The work describes an efficient model to detect negative mind states caused by visual analytics tasks. We have developed a method for collecting data from multiple sensors, including GSR and eye-tracking, and quickly generating labelled training data for the machine learning model. Using this method we have created a dataset from 28 participants carrying out intentionally difficult visualization tasks. We have concluded the paper by discussing the best performing model, Random Forest, and its future applications for providing just-in-time assistance for visual analytics.

Publications

Progressive Learning of Topic Modeling Parameters

Contributors:

Mennatallah El-Assady, Rita Sevastjanova, Fabian Sperrle, Daniel Keim, and Christopher Collins

Topic modelling algorithms are widely used to analyze the thematic composition of text corpora but remain difficult to interpret and adjust. Addressing these limitations, we present a modular visual analytics framework, tackling the understandability and adaptability of topic models through a user-driven reinforcement learning process that does not require a deep understanding of the underlying topic modelling algorithms. Given a document corpus, our approach initializes two algorithm configurations based on a parameter space analysis that enhances document separability.

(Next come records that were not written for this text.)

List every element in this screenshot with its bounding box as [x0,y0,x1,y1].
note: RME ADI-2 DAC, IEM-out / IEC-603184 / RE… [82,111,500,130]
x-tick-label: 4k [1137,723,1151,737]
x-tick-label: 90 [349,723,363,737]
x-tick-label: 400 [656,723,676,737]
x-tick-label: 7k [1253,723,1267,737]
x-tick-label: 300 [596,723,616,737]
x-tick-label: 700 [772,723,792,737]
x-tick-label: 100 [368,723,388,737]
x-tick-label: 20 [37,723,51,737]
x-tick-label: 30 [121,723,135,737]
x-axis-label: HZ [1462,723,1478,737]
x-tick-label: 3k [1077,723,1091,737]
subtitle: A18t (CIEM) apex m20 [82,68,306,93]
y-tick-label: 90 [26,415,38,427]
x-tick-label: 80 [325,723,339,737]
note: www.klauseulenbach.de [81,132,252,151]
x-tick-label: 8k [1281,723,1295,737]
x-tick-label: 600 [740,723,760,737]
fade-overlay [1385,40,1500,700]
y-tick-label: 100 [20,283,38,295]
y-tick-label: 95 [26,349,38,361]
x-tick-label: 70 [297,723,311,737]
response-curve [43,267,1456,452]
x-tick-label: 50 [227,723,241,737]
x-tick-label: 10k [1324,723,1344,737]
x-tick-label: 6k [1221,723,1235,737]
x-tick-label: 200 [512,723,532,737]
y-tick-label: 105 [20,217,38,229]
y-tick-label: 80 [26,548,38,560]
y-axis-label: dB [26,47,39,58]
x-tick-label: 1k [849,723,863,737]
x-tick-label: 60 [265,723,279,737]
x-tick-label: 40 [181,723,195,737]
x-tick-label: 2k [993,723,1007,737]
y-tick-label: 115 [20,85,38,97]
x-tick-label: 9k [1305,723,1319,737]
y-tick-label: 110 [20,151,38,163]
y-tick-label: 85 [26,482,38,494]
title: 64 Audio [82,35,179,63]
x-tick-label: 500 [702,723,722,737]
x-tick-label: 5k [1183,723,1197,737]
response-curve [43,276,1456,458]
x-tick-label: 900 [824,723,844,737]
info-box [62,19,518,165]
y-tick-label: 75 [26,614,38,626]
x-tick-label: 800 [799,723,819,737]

We abstract the model complexity in an interactive visual workspace for exploring the automatic matching results of two models, investigating topic summaries, analyzing parameter distributions, and reviewing documents. The main contribution of our work is an iterative decision-making technique in which users provide document-based relevance feedback that allows the framework to converge to a user-endorsed topic distribution. We also report feedback from a two-stage study which shows that our technique results in topic model quality improvements on two independent measures.

This research was given a Best VAST Paper Honorable Mention Award at VAST 2017.

To apply our technique on your own data or try out a demo, please visit http://visargue.dbvis.de/ (Individual accounts will be created upon request).

Demo Video

Talk from IEEE VAST 2017

Publications

#FluxFlow

Contributors:

Jian Zhao, Nan Cao, Zhen Wen, Yale Song, Yu-Ru Lin, and Christopher Collins

We present FluxFlow, an interactive visual analysis system for revealing and analyzing anomalous information spreading in social media. Every day, millions of messages are created, commented on, and shared by people on social media websites, such as Twitter and Facebook. This provides valuable data for researchers and practitioners in many application domains, such as marketing, to inform decision-making. Distilling valuable social signals from the huge crowd’s messages, however, is challenging, due to the heterogeneous and dynamic crowd behaviours. The challenge is rooted in data analysts’ capability of discerning the anomalous information behaviours, such as the spreading of rumours or misinformation, from the rest that are more conventional patterns, such as popular topics and newsworthy events, in a timely fashion. FluxFlow incorporates advanced machine learning algorithms to detect anomalies and offers a set of novel visualization designs for presenting the detected threads for deeper analysis. We evaluated FluxFlow with real datasets containing the Twitter feeds captured during significant events such as Hurricane Sandy. Through quantitative measurements of the algorithmic performance and qualitative interviews with domain experts, the results show that the back-end anomaly detection model is effective in identifying anomalous retweeting threads, and its front-end interactive visualizations are intuitive and useful for analysts to discover insights in data and comprehend the underlying analytical model.